As três Luas
Existem três Luas, sabes isso tão bem como eu. Em tempos imemoriais, quando era eu falcão e tu sereia com asas, fizeste uma malandrice daquelas! Lembras-te? Vá lá, não digas que não…
Recordo-me tão bem, eu estava empoleirado num cedro quando te vi subir e depois bailar descalça em cima de uma árvore gigante. Estavas nua, tinhas apenas um colar de conchas ao pescoço, e os olhos postos no céu. Os teus olhos… Oh, os teus olhos tinham a cor da magia, eu olhava como se estivesse hipnotizado! Que imagem, meu Deus, uma visão daquelas acontece uma vez na vida…
Nessa altura viam-se sempre três Luas, muito belas, tão belas que o céu se vestia de luz e de estrelas todos os dias. As Luas coscuvilhavam horas e horas, lembras-te?
Tempos depois, numa quente noite de Março, a mais séria das três Luas disse que o teu canto fazia chocar navios, que eras lava e fogo e até mesmo desgraça. Esticaste uma asa e fizeste-a desaparecer, o teu riso encheu a atmosfera. Uma outra, tão elegante que mal se via, chamou-te má e feiticeira, garantiu mesmo que depois de seduzires anjos e poetas, os levavas para o fundo do mar. Sopraste com tanta força que ninguém mais a viu. A mais louca das três, tão redonda e manhosa quanto boémia, achava-te graça, dizia que tinhas vindo de Vénus, que pouco ou quase nada fazias senão provocar amores e desamores. A essa sorriste e enviaste um beijo, tudo em ti era alegria, malandrice, sedução. Viste-me a olhar para ti, e eu fiquei vermelhíssimo, como se tivesse sido apanhado a roubar. Olhei para o chão, quando levantei os olhos tinhas desaparecido.

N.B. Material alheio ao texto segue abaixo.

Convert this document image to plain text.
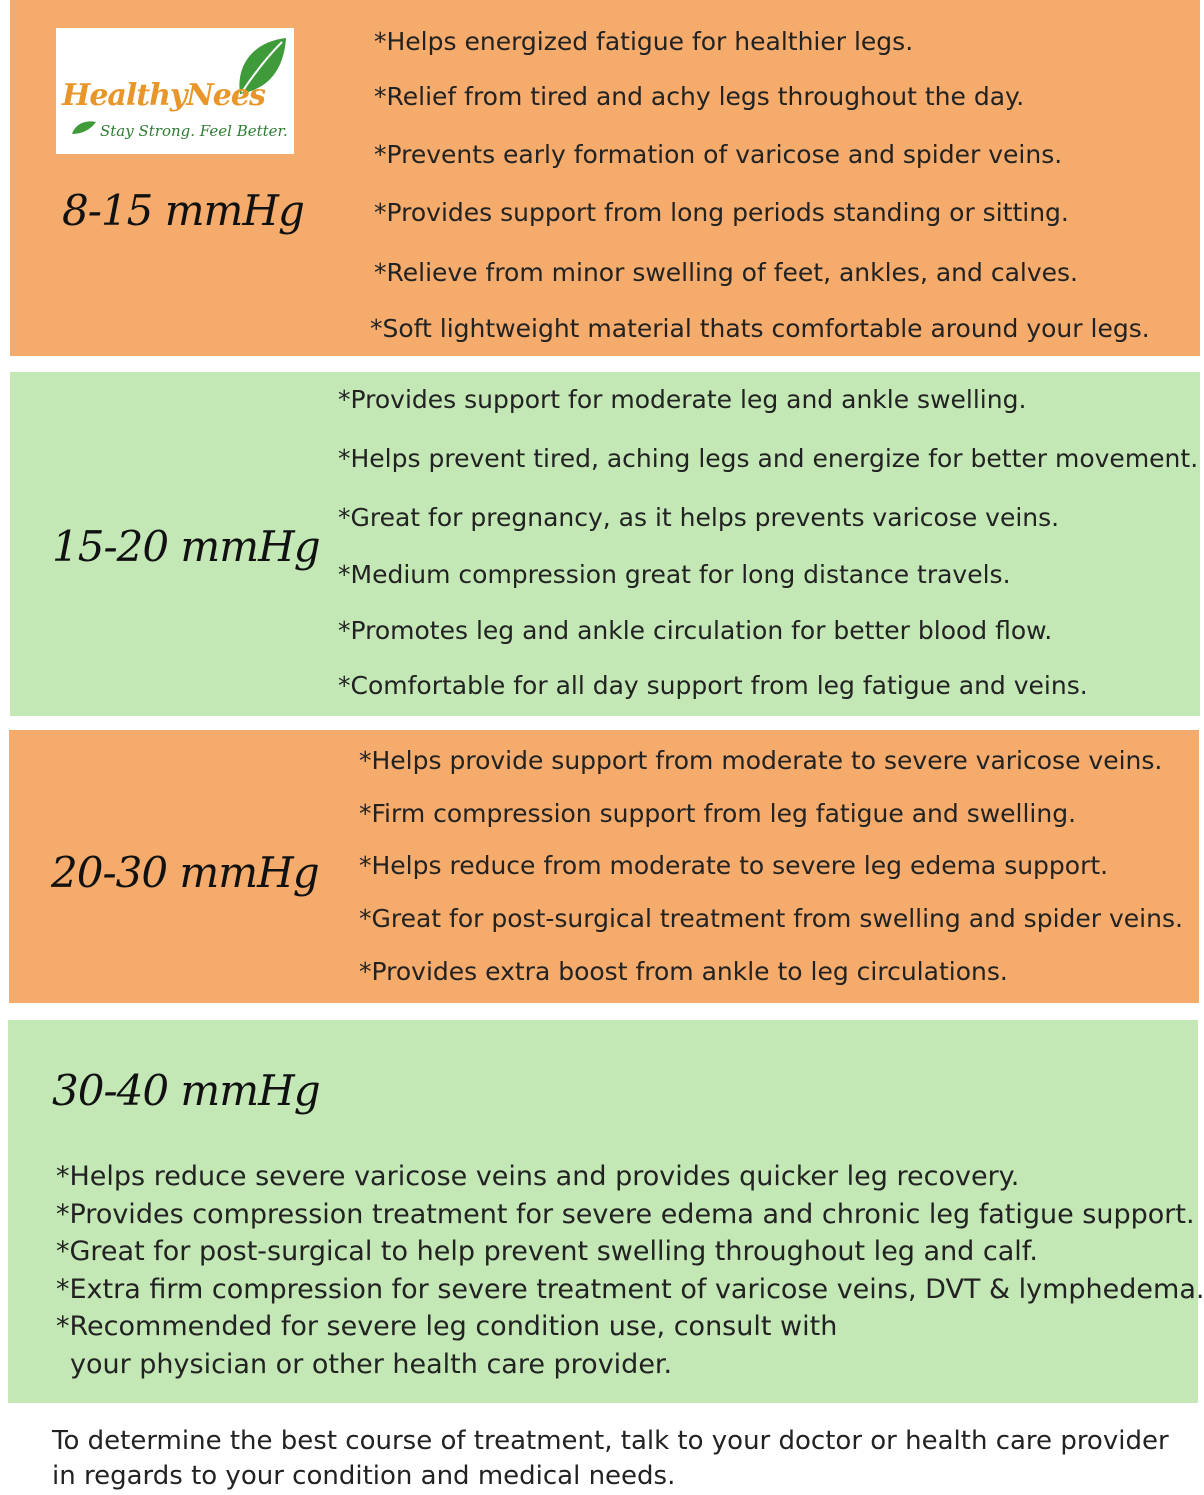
HealthyNees
Stay Strong. Feel Better.
8-15 mmHg
*Helps energized fatigue for healthier legs.
*Relief from tired and achy legs throughout the day.
*Prevents early formation of varicose and spider veins.
*Provides support from long periods standing or sitting.
*Relieve from minor swelling of feet, ankles, and calves.
*Soft lightweight material thats comfortable around your legs.
15-20 mmHg
*Provides support for moderate leg and ankle swelling.
*Helps prevent tired, aching legs and energize for better movement.
*Great for pregnancy, as it helps prevents varicose veins.
*Medium compression great for long distance travels.
*Promotes leg and ankle circulation for better blood flow.
*Comfortable for all day support from leg fatigue and veins.
20-30 mmHg
*Helps provide support from moderate to severe varicose veins.
*Firm compression support from leg fatigue and swelling.
*Helps reduce from moderate to severe leg edema support.
*Great for post-surgical treatment from swelling and spider veins.
*Provides extra boost from ankle to leg circulations.
30-40 mmHg
*Helps reduce severe varicose veins and provides quicker leg recovery.
*Provides compression treatment for severe edema and chronic leg fatigue support.
*Great for post-surgical to help prevent swelling throughout leg and calf.
*Extra firm compression for severe treatment of varicose veins, DVT & lymphedema.
*Recommended for severe leg condition use, consult with
your physician or other health care provider.
To determine the best course of treatment, talk to your doctor or health care provider
in regards to your condition and medical needs.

O tempo passou, depois de falcão tive outras vidas, fui serpente, baleia, pintassilgo, lobo, e em todas elas te vi, sempre linda, sempre caprichosa. Renasci, sou humano e pecador, deixei de te ver, de ver a sereia que sempre foste…
Hoje porém, olhando para a Lua, encantadora e sedutora como nunca, a uivar sobre amores e prazeres, a declamar poemas ao desejo, dei conta que a Lua agora és tu, e que é tua a saliva que tenho nos lábios.